Random State in k-means Clustering
One of the important things to note is that random state has a huge effect on the formation of clusters in clustering algorithms. Here, we will take the K-means clustering algorithm and will see how the formation of clusters is affected by changing the random state in sklearn.
Let us create a random dataset and visualize using a scatter plot.
import numpy as np
# get a random matrix of size (3, 3) in the range [0, 100]
matrix = np.random.random((1000, 2)) * 100
# importing the module
import matplotlib.pyplot as plt
# image size
plt.figure(figsize=(10,5))
# ploting scatered graph
plt.scatter(matrix[:,0], y=matrix[:,1], c='m')
Output:
We have a fully randomly created dataset. Now, we will apply the k-means clustering with different random states to see how the formation of clusters changes.
# importing the k-means
from sklearn.cluster import KMeans
# ploting in line plots
fig, ax = plt.subplots(1, 3, gridspec_kw={'wspace': 0.3}, figsize=(15,5))
# k-means clustering in Python
for i in range(3):
km = KMeans(n_clusters = 3, init='random', n_init=1, random_state=i)
km.fit(matrix)
ax[i].scatter(x= matrix[:,0], y=matrix[:,1], c= km.labels_);
Output:
As you can see, each time we change the random state, we get different clusters.

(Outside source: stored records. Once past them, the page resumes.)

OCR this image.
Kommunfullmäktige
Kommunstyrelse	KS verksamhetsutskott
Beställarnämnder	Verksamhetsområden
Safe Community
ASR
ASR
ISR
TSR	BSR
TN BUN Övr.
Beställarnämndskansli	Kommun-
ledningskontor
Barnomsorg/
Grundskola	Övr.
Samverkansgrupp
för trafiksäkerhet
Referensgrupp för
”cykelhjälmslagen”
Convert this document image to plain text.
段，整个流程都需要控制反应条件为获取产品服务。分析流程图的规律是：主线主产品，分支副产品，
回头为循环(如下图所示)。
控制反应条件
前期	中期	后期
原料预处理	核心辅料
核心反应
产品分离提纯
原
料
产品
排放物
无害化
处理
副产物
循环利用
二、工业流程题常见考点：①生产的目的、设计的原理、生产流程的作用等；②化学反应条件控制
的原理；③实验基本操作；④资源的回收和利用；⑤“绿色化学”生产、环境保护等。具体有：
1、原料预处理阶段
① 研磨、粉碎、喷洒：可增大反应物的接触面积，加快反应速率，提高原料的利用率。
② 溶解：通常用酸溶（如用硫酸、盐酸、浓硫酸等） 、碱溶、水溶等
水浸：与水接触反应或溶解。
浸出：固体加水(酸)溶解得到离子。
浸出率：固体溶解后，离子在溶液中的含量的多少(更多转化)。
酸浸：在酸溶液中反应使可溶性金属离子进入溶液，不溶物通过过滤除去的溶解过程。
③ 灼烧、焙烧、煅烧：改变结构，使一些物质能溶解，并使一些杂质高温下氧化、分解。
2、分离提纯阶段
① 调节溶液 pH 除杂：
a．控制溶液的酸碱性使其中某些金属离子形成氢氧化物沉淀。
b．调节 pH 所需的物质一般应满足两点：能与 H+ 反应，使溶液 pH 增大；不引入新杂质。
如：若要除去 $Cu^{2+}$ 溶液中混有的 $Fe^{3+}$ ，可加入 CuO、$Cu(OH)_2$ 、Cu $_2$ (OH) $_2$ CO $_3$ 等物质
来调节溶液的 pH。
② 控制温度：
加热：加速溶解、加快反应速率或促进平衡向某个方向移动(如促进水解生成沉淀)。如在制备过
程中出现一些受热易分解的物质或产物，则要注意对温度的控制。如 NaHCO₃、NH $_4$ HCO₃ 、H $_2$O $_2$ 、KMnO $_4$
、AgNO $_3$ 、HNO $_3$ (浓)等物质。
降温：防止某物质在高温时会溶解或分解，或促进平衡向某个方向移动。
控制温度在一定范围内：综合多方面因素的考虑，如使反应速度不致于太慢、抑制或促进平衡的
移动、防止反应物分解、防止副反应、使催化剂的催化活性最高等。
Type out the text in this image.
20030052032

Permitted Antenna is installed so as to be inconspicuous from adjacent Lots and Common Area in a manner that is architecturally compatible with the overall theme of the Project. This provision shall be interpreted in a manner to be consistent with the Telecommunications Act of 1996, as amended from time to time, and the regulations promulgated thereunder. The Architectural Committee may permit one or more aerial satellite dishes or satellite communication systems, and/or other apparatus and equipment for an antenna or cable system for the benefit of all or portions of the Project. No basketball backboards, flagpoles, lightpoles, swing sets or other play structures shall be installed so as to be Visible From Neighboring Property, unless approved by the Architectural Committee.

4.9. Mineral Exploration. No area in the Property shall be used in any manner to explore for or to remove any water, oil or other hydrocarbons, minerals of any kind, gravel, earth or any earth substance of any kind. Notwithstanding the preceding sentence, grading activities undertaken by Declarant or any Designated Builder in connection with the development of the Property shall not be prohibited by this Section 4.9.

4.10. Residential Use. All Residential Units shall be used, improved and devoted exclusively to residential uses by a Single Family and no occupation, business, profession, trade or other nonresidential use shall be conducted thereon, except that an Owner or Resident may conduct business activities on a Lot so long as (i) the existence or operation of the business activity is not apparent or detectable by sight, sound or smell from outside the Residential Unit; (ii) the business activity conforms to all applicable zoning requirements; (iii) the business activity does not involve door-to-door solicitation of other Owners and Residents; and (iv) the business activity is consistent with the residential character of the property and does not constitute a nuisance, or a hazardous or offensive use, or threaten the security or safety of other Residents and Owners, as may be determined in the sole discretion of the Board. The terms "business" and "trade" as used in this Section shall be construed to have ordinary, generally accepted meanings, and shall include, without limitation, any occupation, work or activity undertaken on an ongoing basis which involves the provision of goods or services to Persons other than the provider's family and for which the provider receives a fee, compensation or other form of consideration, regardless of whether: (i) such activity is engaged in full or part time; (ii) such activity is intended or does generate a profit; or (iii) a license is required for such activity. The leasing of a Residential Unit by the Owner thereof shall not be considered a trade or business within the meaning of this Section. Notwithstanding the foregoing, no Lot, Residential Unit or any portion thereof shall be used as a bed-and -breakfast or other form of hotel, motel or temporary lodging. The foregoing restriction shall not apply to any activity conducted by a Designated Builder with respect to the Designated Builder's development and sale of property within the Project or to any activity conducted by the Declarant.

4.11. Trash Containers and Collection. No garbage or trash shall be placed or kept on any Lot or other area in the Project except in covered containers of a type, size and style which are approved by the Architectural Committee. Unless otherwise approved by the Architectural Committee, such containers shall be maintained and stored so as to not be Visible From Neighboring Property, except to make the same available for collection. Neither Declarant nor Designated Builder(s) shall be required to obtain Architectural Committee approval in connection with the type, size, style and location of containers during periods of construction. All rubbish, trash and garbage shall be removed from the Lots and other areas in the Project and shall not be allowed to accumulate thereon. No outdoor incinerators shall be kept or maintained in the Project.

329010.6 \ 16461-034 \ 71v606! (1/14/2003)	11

So, it is important to know what value of random state produces optimum clusters.
Summary
The random state is simply the lot number of the set generated randomly in any operation. We can specify this lot number whenever we want the same set again. The random state in sklearn has a great impact on the performance of the model as it specifies the randomness of the data. Also, in clustering models, the random state helps to create clusters as well. In this article, we discuss how the random state in sklearn module works. Furthermore, we learned how the random state in sklearn module affects the formation of clusters in clustering models.